Plaintiffs argue that 28 U.S.C. § 1341 is inapplicable, as a refund, rather than a collection statute, is in issue. Plaintiffs additionally argue that no plain, speedy and efficient remedy is available in Kansas for refund of taxes paid under protest.

This Court is unconvinced by plaintiffs' argument that 28 U.S.C. § 1341 is inapplicable upon the basis of their contention this is not an action to restrain assessment, levy or collection of a state tax. The refunding procedure is *90 an integral part of a state's taxing apparatus. The United States Court of Appeals, Tenth Circuit, has so held in Baker v. Atchison, Topeka and Santa Fe Ry. Co., 106 F.2d 525 (10th Cir. 1939), cert. denied 308 U.S. 620, 60 S. Ct. 296, 84 L. Ed. 518. We therefore find 28 U.S.C. § 1341 applicable here.

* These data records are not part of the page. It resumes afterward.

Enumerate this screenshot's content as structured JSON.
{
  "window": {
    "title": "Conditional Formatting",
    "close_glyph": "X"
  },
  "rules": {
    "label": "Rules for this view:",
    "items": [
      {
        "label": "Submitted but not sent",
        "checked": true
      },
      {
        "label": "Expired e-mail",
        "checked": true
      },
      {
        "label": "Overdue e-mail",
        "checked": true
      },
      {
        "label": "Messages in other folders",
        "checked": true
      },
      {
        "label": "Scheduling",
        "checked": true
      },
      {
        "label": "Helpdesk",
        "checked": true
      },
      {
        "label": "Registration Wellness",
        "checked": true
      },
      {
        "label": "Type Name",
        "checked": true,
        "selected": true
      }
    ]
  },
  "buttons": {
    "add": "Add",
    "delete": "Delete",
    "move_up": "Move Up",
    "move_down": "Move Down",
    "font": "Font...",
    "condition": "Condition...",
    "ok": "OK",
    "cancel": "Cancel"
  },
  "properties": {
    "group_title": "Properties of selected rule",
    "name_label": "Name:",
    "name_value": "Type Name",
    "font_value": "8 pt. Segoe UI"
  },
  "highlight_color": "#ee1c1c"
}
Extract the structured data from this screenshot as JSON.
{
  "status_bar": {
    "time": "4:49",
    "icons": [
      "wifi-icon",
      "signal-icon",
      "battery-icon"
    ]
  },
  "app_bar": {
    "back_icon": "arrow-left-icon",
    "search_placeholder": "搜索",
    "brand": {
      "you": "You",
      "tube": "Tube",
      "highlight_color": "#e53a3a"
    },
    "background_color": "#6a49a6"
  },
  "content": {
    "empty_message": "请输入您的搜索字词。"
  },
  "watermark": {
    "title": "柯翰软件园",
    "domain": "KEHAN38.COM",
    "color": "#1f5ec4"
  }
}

We have recently reviewed the remedies available to plaintiffs in the decision in Northern Natural Gas Co. v. Wilson, No. W-4641 (D.Kan.1971). Therein we decided that such remedies were "plain, speedy and efficient"; a recapitulation of the available remedies is here unnecessary. All the remedies discussed in the prior case remain unaltered except for the procedure provided by K.S.A. § 79-2005. The taxpayer may initiate recovery of taxes paid under protest either by maintenance of an action in the proper Kansas district court, or by a proceeding before the State Board of Tax Appeals. K.S.A. § 79-2005, as amended, alters the method of refunding in that interest bearing no-fund warrants may be issued in the event that funds paid under protest are expended by county officials for necessary county functions. No-fund warrants are, of course, negotiable commercial paper; financial institutions purchase them in the ordinary course of business. Certainly this poses no great inconvenience to plaintiffs, nor does this change of procedure render the remedy available under K.S.A. § 79-2005, as amended, any less "plain, speedy and efficient." Plaintiffs do not maintain that they have exhausted all available state remedies. The federal courts cannot intervene until such remedies are exhausted.[1] This Court must therefore decline jurisdiction as provided by 28 U.S.C. § 1341.

The action is dismissed.


[1] Martin v. Creasy, 360 U.S. 219, 79 S. Ct. 1034, 3 L. Ed. 2d 1186 (1959); Matthews v. Rodgers, 284 U.S. 521, 52 S. Ct. 217, 76 L. Ed. 447 (1931); City of Montgomery, Alabama v. Gilmore, 277 F.2d 364, 370 (5th Cir. 1960); Delaware, Lackawanna and W. R. Co. v. Kingsley, 189 F. Supp. 39, 51 (D.N.J.1960); Chicago and N.W. Ry. Co. v. Lyons, 148 F. Supp. 787, 789 (S.D.Ill.1957).